Estas palavras são de Rui Barbosa, em carta dirigida a Evaristo de
Morais, o grande advogado, incitando-o a assumir a defesa de José Mendes
Tavares, réu previamente condenado pelo que então se chamava de
‘opinião pública’. Trata-se, como se vê, de lição extremamente atual,
quando o STF de nossos dias assume a responsabilidade de violar a
Constituição brasileira sob a alegativa de estar atendendo ao ‘clamor
das ruas’.
Refiro-me à decisão de liberar a execução da pena de prisão após
condenação confirmada em segundo grau, ao arrepio do ditado claro da
Constituição (Art. 5º, LVII): “ninguém será considerado culpado até o
trânsito em julgado de sentença penal condenatória”.
Legalizando a prisão antes de definitivamente estabelecida a
culpabilidade do acusado, o STF torna-se agente de um direito criminal
promotorial, penalista, punitivista, reacionário, atrasado.
Caminhando na contramão da moderna criminologia, torna-se caudatário
do conservadorismo e se faz instrumento do processo em curso de
regressão política que visa à construção de um Estado autoritário,
promovido ideologicamente pela grande imprensa.
Só o direito do arbítrio, o direito da força que anula a força do
direito, pode autorizar, como acaba de fazer o STF, a execução da pena
cerceadora de liberdade enquanto ainda se duvida se o acusado é culpado
ou inocente.
A prisão, nessas circunstâncias, deixa de ser o ato final de um
processo condenatório para transformar-se no momento inaugural das
investigações, que se abrem não para apurar fatos e responsabilidades,
mas para provar a culpabilidade do acusado escolhido para ser condenado.
Nesse contexto, a ‘delação premiada’ é instrumento de barganha que a
autoridade investigadora manipula a fim de obter do acusado preso não
necessariamente a apuração de possível crime, mas a revelação
selecionada de acusações contra quem a investigação quer condenar.
Alegar, como justificativa dessa agressão jurídica, a audiência das ruas, é, no mínimo, um escárnio.

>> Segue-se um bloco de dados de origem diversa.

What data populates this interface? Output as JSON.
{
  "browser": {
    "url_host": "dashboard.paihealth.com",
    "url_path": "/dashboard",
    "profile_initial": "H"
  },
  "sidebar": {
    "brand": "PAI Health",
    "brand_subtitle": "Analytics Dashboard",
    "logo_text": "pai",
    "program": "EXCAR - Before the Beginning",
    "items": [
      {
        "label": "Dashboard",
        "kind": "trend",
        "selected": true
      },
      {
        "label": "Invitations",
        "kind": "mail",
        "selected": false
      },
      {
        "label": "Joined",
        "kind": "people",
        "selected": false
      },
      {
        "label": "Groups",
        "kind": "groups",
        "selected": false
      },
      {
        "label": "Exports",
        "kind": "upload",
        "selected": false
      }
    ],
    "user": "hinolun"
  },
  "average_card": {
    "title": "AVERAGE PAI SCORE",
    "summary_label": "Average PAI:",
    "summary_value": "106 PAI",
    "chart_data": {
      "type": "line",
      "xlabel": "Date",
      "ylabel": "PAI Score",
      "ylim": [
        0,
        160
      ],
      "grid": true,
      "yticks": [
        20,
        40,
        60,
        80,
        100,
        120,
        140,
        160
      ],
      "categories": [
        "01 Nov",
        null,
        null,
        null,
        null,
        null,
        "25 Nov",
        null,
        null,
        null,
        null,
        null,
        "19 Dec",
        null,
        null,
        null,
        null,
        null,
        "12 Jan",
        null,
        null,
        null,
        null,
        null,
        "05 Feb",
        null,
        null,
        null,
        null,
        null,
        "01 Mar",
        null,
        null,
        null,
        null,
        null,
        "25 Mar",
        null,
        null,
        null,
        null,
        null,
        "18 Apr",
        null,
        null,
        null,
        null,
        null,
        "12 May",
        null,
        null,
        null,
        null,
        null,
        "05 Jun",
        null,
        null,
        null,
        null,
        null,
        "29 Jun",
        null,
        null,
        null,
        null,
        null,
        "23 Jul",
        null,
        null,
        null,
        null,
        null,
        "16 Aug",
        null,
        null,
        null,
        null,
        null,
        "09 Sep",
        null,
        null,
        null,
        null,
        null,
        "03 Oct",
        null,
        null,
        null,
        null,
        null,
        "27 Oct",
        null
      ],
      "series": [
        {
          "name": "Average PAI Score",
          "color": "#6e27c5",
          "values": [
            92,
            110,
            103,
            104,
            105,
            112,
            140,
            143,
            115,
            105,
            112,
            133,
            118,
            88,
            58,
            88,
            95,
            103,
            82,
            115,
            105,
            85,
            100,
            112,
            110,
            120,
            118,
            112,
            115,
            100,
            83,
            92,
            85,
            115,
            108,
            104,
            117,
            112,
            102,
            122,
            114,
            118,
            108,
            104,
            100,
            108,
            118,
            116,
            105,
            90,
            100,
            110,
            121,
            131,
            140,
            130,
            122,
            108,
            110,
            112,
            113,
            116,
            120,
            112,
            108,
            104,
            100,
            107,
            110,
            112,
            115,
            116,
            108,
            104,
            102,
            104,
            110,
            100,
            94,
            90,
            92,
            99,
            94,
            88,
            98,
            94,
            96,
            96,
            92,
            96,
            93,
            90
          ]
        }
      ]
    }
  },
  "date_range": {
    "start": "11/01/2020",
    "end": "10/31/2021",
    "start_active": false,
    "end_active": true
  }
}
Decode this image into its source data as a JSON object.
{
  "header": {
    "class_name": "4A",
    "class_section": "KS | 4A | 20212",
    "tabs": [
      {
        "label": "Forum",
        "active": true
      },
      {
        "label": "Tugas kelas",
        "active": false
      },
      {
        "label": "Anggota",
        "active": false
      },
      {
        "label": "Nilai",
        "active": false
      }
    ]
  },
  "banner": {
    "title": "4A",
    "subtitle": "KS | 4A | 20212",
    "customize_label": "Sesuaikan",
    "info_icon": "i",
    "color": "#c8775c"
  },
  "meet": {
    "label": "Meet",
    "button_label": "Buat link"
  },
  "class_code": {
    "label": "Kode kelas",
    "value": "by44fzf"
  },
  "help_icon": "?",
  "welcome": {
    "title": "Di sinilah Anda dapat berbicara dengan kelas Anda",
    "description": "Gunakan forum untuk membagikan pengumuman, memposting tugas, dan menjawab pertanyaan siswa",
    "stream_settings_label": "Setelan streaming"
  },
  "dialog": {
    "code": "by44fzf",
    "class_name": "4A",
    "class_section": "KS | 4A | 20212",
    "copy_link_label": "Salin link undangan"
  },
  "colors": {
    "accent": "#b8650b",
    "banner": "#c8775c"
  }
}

Nas ruas de Berlim sob o nazismo multidões ensandecidas julgavam e
puniam seus adversários. Turbas envenenadas pela propaganda estimulavam a
perseguição aos dissidentes, condenados aos campos de concentração,
independentemente de culpa, mas simplesmente por serem judeus,
comunistas ou homossexuais.
No vestibular da Guerra Fria o macarthismo, sem precisar refazer a
Constituição ou as leis, instalou nos EUA a perseguição política e o
terror, em nome de um nacionalismo xenófobo e de um anticomunismo de
indústria.
Aqui, a implantação da última ditadura, em 1964, foi precedida de
maciça mobilização da opinião pública, levada a cabo pela imprensa,
animadora das marchas ‘com Deus pela liberdade’.
Esse especioso ‘clamor das ruas’ é o outro lado do discurso único de
uma imprensa monopolizada, unificada pelo ódio, pela vindita e pelo
projeto comum de poder, aquele poder reiteradamente negado às forças
conservadoras pelo processo eleitoral.
É essa imprensa, poderosíssima, que escolhe as vítimas e seus
protegidos, que elege os inimigos públicos escolhendo-os entre seus
adversários de classe, elege os réus e os julgadores e aos julgadores
dita as penas a serem aplicadas, independentemente do aparato normativo,
porque na sua aplicação é sempre possível torcer e distorcer a lei, ou
criar doutrina nova, como a teoria do domínio do fato, ou refazer-se a
jurisprudência, segundo o víeis de maiorias ocasionais.
Essa coalizão de direita dirige a política, dita a pauta do governo
em minoria legislativa e popular para o que tem sido decisiva a oposição
midiática. Essa coalizão dita o discurso oposicionista que impõe ao
governo o receituário do neoliberalismo.
Essa coalizão comanda a privatização e a desnacionalização, põe de
joelhos um Congresso que tem em Renan Calheiros e Eduardo Cunha, seus
líderes, o melhor indicador de sua decadência e de seu descompromisso
com a sociedade, a ética e o País.
De costas para os interesses das grandes massas, cuja emergência
política tira-lhe o sono, a classe dominante, despida da legitimidade da
soberania popular, impõe seus interesses sobre os interesses da nação e
do País.
A cantilena reacionária dos meios de comunicação é um de seus
instrumentos de dominação, o mais eficaz quando se trata da luta
ideológica. Foi assim no enfrentamento ao governo Vargas, foi assim na
campanha contra Jango e o pleito das reformas de base, foi assim contra
Lula e é assim contra Dilma. Foi assim e pelos mesmos motivos a
destruição de Leonel Brizola, empreendida pelo sistema Globo.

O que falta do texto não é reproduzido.